November USDA Report


Everyone in the market was looking for another bullish report, and USDA did not disappoint. Corn carryout has been cut in half in less than six months and bean carryout is now projected to be the lowest since 2013/2014. Wheat and cotton did not get much help in this report but wheat traded higher in sympathy with the grains and cotton finished the session unchanged.

Watching the market trade after this report, one thing that jumps off the page at me is how much the back months are catching up now. In the beginning of this rally, the new crop contracts in corn and beans were not able to gather much momentum. That is starting to change now as the balance sheet is being tightened up enough that the US acreage is going to be very important. In the last few years, stocks have been adequate so there has not been a real acreage fight. When this rally started, it was just because a storm knocked down some corn in the midwest but we were still going to have a good crop. Then it did not rain again and we lost more of the US crop. Then China started buying but that was ok because we had plenty still and South America was going to make a big crop. Then South America stayed dry and their crop was delayed getting in the ground. China kept buying more and more of the US crops. Then at the end of September, USDA realized that the 2019 crop was much smaller than they had been projecting and China kept buying. Today USDA reduced the size of 2020 crop and increased how much China is projected to import. Each update we get increases demand and decreases supply. That is how we have gotten to a place where new crop (2021) acres mean much more than they did not that long ago. It has been a series of dominos and for the first time in a long time, they have all been falling in our favor.

Corn
Just this summer, there were many estimates of corn carryout over 3 billion bushels. This report, USDA projected 1.7 billion bushel carryout. 2 billion is an inflection point for carryout. Above 2 billion is more than comfortable and below that level starts to require rationing.
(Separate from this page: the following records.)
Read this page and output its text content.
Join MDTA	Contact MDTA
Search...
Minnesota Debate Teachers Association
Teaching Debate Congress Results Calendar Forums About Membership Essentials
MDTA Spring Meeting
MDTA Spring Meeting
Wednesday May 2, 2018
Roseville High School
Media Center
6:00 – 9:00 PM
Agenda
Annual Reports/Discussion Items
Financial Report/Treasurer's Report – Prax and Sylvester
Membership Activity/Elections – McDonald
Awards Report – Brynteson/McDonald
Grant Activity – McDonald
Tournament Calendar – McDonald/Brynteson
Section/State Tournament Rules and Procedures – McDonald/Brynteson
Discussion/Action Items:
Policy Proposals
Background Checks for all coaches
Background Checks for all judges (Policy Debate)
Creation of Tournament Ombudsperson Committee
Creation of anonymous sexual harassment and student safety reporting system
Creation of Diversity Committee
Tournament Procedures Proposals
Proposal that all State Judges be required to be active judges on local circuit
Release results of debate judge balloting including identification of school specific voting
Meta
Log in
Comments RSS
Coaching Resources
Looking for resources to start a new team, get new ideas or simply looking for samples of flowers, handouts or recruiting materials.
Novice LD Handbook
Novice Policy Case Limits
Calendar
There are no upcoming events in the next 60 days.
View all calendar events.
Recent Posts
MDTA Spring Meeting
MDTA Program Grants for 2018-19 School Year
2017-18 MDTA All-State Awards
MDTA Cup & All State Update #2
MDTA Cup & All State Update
Many analysts believe the yield will need to come down even further than the 175.8 USDA gave us today and Chinese demand needs to be adjusted higher. 3 out of 4 years that USDA has adjusted yield lower on the Sept, Oct, and Nov report they have continued reducing the yield in subsequent reports. South America becomes even more critical as do US acres. The US and world balance sheets have changed dramatically in the last 6 months.
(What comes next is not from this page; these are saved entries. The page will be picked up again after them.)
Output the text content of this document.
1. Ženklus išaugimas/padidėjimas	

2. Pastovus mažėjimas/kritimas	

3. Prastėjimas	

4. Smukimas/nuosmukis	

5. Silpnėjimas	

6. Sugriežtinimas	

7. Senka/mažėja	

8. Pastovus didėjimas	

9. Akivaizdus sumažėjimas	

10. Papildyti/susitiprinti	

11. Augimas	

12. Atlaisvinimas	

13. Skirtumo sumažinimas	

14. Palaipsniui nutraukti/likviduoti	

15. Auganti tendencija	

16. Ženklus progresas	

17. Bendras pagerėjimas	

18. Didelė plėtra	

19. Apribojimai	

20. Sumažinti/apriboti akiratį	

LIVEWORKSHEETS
I think there will be more excitement on new crop corn, but I still recommend everyone get started on a little new crop at $4 on the board. Basis will be very strong for our harvest as old crop will be extremely tight. $4 hedge should be $5+ cash delivered. Keep scaling in small lots at a time on old crop as well. You can do very small amounts, but keep rewarding the rally. We hope there is still a lot of upside, but the tide can turn the other way just as quickly. Basis has backed off in the Midwest, but is still extremely strong in the Southeast. Do not sell posted bids!

Soybeans
Carryout on beans went from 523 million bushels to 190 million projected this year. This gets us close to pipeline supplies and makes South American weather more and more critical by the day. The export pace has been phenomenal and basis is at record levels in many markets. Much like corn, when the rally started it was just trying to get beans to come to market now. That is why the nearby contracts were going up higher than the later ones. Now the market is starting to need to ration some demand as well as spread out the available supply. That is why there are carries building back in the market and also why the new crop contracts are starting to come alive too. The market is trying to ration demand and encourage more production.
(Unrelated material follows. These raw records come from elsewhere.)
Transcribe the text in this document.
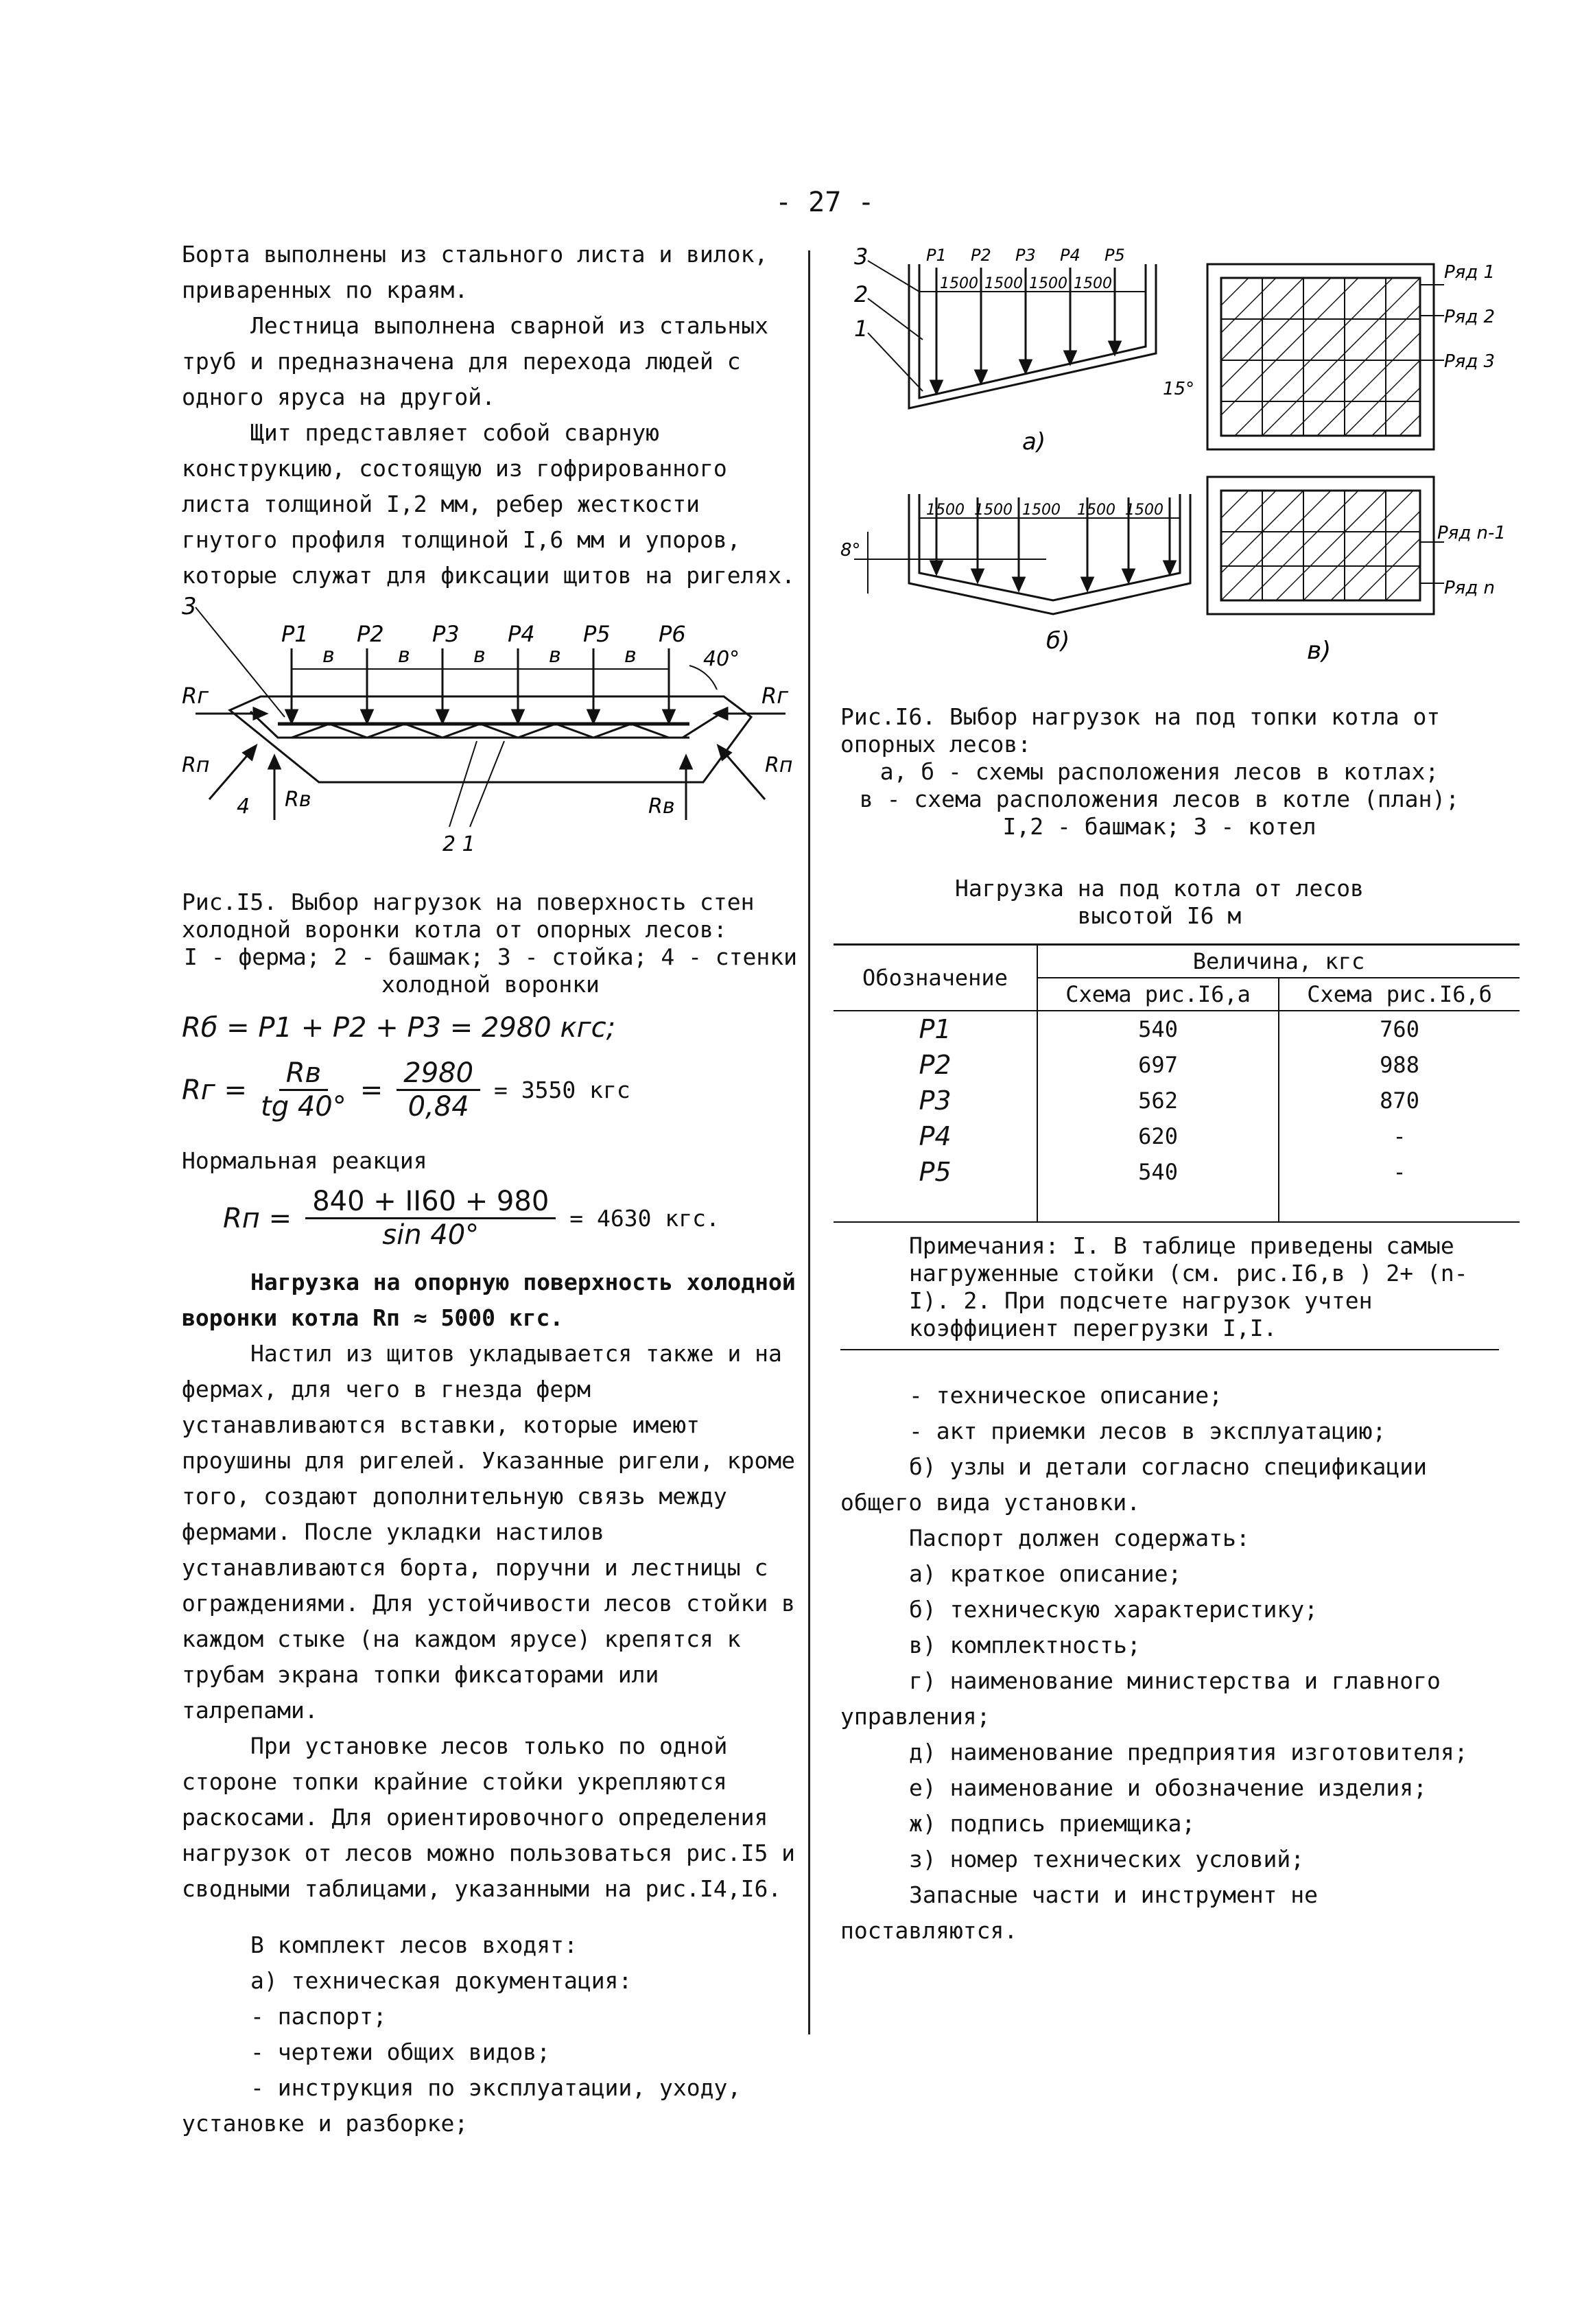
- 27 -

Борта выполнены из стального листа и вилок, приваренных по краям.

Лестница выполнена сварной из стальных труб и предназначена для перехода людей с одного яруса на другой.

Щит представляет собой сварную конструкцию, состоящую из гофрированного листа толщиной I,2 мм, ребер жесткости гнутого профиля толщиной I,6 мм и упоров, которые служат для фиксации щитов на ригелях.

3
P1 P2 P3 P4 P5 P6
в	в	в	в	в	40°
Rг	Rг
Rп	Rп
Rв	Rв
4
2 1
Рис.I5. Выбор нагрузок на поверхность стен холодной воронки котла от опорных лесов:
I - ферма; 2 - башмак; 3 - стойка; 4 - стенки холодной воронки
Rб = P1 + P2 + P3 = 2980 кгс;
Rг =
Rв
tg 40°
= $\frac{2980}{0,84} = 3550$ кгс

Нормальная реакция

Rп = $\frac{840 + II60 + 980}{\sin 40^\circ} = 4630$ кгс.

Нагрузка на опорную поверхность холодной воронки котла Rп ≈ 5000 кгс.

Настил из щитов укладывается также и на фермах, для чего в гнезда ферм устанавливаются вставки, которые имеют проушины для ригелей. Указанные ригели, кроме того, создают дополнительную связь между фермами. После укладки настилов устанавливаются борта, поручни и лестницы с ограждениями. Для устойчивости лесов стойки в каждом стыке (на каждом ярусе) крепятся к трубам экрана топки фиксаторами или талрепами.

При установке лесов только по одной стороне топки крайние стойки укрепляются раскосами. Для ориентировочного определения нагрузок от лесов можно пользоваться рис.I5 и сводными таблицами, указанными на рис.I4,I6.

В комплект лесов входят:

а) техническая документация:

- паспорт;

- чертежи общих видов;

- инструкция по эксплуатации, уходу, установке и разборке;

3
2
1
1500 1500 1500 1500
1500 1500 1500 1500 1500
15°
8°
а)
б)	в)
Ряд 1
Ряд 2
Ряд 3
Ряд n-1
Ряд n
P1 P2 P3 P4 P5
Рис.I6. Выбор нагрузок на под топки котла от опорных лесов:
а, б - схемы расположения лесов в котлах;
в - схема расположения лесов в котле (план);
I,2 - башмак; 3 - котел
Нагрузка на под котла от лесов
высотой I6 м
Обозначение	Величина, кгс	
	Схема рис.I6,а	Схема рис.I6,б
P1	540	760
P2	697	988
P3	562	870
P4	620	-
P5	540	-
Примечания: I. В таблице приведены самые нагруженные стойки (см. рис.I6,в ) 2+ (n-I). 2. При подсчете нагрузок учтен коэффициент перегрузки I,I.

- техническое описание;

- акт приемки лесов в эксплуатацию;

б) узлы и детали согласно спецификации общего вида установки.

Паспорт должен содержать:

а) краткое описание;

б) техническую характеристику;

в) комплектность;

г) наименование министерства и главного управления;

д) наименование предприятия изготовителя;

е) наименование и обозначение изделия;

ж) подпись приемщика;

з) номер технических условий;

Запасные части и инструмент не поставляются.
New crop beans are above $10 now finally. Scale in some small sales and have orders working around $10.50 as well. Continue scaling in old crop small lots at a time. Do not sell posted bids!!

Wheat
The Russian crop is getting a little bigger but wheat is a follower again. The fundamental story in wheat has now taken a backseat as it is more comfortable than the other grains right now. Production issues have mitigated but the funds continue to buy wheat.

Scale in new crop sales above $6!

Cotton
USDA made very little adjustment to cotton and cotton has been facing some harvest pressure. The stock market rally this week has provided a little tailwind to cotton. Scale in sales above $0.70 on cotton.